The technologies that will empower the smart cities of the future are refreshingly free of controversy. The concept itself is an easy sell: after all, who doesn’t want buildings to be greener, energy networks more efficient, traffic congestion and pollution reduced? So, while smart cities will require billions of pounds of investment in new technologies over the coming decades, there is an almost unanimous consensus among politicians, businesses and citizens about the benefits that it will bring. But while money, political will and public appetite are no barriers to the development of smarter, healthier cities, there is one fundamental issue that threatens to delay our progress towards this future utopia – IT infrastructures that were designed for a “dumber”, less data-intensive age.

Data demands of the smart city

Cities are built by people, but not necessarily for them. Business, industry and profit were the main forces that drove the organic, sprawling growth of the world’s great metropolises – not its citizens’ health, happiness, and convenience.
Smart technologies, including the internet of things (IoT), promise to solve many of the eternal problems that city-dwellers have been forced to put up with, from toxic air to gridlocked streets to public safety. New services will transform the way that municipalities manage public transport, shared infrastructure, city planning, waste and recycling, lighting, smart grids, and a host of other benefits such as access to healthcare, education or local government services.
But these new services all depend on the ability to generate, process and analyse previously inconceivable volumes of data. From sensors measuring air quality around the city, to the thousands of CCTV cameras monitoring transportation systems; from smart energy grids to “intelligent” bins that tell refuse collectors when they need emptying – the smart city will be a network of computers that is constantly creating huge amount of information.
This information is the raw intelligence that goes into making the key decisions on which smart services depend. Everything from transportation systems to smart grid and industry-related applications depend on instant, high-speed, ultra-reliable connectivity between the device collecting or generating this data, and the systems which process and analyse the information.

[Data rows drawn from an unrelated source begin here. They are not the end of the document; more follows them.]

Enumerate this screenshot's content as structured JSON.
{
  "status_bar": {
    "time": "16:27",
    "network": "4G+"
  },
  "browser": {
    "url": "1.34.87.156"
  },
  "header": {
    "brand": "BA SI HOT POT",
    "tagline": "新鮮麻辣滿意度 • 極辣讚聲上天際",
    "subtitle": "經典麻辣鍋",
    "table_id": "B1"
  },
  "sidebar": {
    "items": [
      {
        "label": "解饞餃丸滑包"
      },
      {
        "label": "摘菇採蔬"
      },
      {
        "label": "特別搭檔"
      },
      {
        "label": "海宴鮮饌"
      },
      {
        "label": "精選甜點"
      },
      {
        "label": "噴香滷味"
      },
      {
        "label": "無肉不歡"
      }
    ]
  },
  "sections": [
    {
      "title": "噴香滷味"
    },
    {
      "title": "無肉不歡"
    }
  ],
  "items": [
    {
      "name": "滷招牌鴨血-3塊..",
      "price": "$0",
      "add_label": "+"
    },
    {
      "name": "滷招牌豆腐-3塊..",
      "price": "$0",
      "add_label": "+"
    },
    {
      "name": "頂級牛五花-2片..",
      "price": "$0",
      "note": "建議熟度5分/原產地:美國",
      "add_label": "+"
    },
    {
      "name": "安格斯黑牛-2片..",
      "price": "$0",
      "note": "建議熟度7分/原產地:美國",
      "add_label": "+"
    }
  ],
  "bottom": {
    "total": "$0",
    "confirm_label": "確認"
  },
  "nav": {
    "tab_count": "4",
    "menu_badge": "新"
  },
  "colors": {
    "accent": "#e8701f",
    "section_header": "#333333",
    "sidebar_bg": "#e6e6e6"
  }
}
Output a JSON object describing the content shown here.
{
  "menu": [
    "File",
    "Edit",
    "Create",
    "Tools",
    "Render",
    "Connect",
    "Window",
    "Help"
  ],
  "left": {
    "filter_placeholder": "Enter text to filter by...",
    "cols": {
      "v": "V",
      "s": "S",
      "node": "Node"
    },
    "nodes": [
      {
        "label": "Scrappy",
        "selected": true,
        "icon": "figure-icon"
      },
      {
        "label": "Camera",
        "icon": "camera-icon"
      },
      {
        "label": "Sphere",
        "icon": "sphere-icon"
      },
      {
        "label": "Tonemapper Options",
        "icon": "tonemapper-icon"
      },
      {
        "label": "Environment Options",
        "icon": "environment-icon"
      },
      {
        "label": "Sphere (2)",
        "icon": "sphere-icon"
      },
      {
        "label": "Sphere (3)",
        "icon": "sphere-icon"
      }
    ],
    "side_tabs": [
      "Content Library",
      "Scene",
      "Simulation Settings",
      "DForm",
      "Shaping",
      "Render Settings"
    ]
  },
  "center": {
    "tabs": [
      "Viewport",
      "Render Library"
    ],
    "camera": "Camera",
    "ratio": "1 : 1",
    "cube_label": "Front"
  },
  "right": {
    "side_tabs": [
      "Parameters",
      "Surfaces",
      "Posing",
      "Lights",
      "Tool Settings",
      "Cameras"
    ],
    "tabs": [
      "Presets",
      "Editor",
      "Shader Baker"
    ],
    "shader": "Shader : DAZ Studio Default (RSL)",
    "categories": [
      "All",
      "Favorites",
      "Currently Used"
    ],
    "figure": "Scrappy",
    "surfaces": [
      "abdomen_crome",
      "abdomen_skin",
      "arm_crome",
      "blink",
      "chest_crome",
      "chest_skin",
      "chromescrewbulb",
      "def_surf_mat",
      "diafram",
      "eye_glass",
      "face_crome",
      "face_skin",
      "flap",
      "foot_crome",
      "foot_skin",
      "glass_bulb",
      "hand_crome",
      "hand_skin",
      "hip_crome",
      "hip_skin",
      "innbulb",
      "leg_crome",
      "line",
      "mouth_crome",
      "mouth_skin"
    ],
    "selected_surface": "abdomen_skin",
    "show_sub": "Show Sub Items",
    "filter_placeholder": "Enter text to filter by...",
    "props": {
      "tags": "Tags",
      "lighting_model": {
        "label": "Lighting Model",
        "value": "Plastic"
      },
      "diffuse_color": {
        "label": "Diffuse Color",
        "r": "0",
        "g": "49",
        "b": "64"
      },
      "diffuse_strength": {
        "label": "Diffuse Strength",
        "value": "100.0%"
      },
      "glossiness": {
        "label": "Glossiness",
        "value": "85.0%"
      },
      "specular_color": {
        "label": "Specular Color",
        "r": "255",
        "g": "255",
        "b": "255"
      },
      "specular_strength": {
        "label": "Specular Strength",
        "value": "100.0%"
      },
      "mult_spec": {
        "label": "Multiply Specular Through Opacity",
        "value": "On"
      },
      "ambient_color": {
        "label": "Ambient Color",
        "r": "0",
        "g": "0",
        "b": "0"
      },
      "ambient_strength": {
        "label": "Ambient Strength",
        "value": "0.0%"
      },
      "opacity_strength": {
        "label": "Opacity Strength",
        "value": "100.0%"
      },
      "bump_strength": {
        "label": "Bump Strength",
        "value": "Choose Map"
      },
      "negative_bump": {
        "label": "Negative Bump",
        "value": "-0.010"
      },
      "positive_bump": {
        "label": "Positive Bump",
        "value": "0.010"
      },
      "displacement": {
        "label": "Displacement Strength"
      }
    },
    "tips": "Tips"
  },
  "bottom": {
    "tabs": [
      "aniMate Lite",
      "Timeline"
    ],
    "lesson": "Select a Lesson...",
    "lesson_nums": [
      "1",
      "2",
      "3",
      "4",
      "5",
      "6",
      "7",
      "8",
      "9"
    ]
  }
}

This, however, is where traditional technology infrastructure threatens to delay – or even prevent – us achieving the full benefits promised by smart cities.

Living on the Edge

The traditional cloud model made a great deal of sense. Concentrating storage and processing power in hyperscale facilities enables users to take advantage of huge economies of scale to manage intense, high-volume workloads at a manageable cost.
Unfortunately, this model works far less well for the demands of modern smart city technologies. When storage, compute and analytics are located at a centralised hub – which may not even be in the same country, let alone the same city that the data is generated – it necessarily adds a lengthy lag.
This time delay might only be measured in milliseconds, but it can still have significant knock-on effects on services and applications that rely on instant communications, such as the machine-to-machine applications that are so central to many smart city initiatives. Consider, for example, the demands of an integrated transport system which simultaneously controls the movements of buses and trams, pedestrian crossings, traffic lights and much else. In applications like these, the need for speed goes beyond mere convenience and becomes a serious issue of public safety.
Clearly, connectivity and data transfer must be fast, stable and consistent at all times, in order to maintain operational runtime and reduce accidents or disruptions. That’s why smart cities need to take advantage of the recent trend towards “edge computing”.
When applications and data are moved from centralised hubs to the edges of a network, the distance between users and that data inevitably narrows, while speed, reliability and efficiency increases. This solves many of the challenges encountered by connected devices, by enabling data processing and other tasks to be performed at the edge of the network, rather than passing the workload back to a central data centre.
Edge computing is clearly one of the most important enabling technologies for smart city applications – but traditional hyperscale infrastructure still has a vital role to play.

Hybrid environments

Technologies such as drones, driverless cars, and integrated traffic monitoring systems are perfect examples of latency-intensive services which are well suited to “edge” locations. While these devices or services produce too much time-sensitive data for it to be dispatched to a remote location for processing and analysis, there are plenty of workloads that have much less rigorous connectivity demands.
For example, data required for citizen services such as taxation, welfare, healthcare, travel – while important – is not sensitive to nanosecond delays in the same way. It makes much more sense to host this data in the traditional server farms which can easily meet data-intensive demands, and scale quickly to changing demands.
For all the focus on exciting smart city applications like driverless cars, the role of low-level processing, backup and storage are just as important as they are in other areas of life. That is why successful smart cities will be built on hybrid edge-hyperscale infrastructure.
These hybrid models pose their own management headaches, however, requiring dynamic resource management to ensure that services are provisioned most effectively both at the edge and in the data centre. Technology providers such as hosting and networking firms are already working hard to provide solutions to these challenges; however, we also need to continue working closely with governments and municipalities to map out how a variety of new city services can be deployed on the best possible infrastructure model.
So great is the appetite for smart cities, and so universal the consensus that nothing need stand in the way of these transformational technologies. As long as we are all aware of the data management challenges that they represent, and are committed to solving them together, nothing will hold us back from building cities that are not just designed by people, but also for them.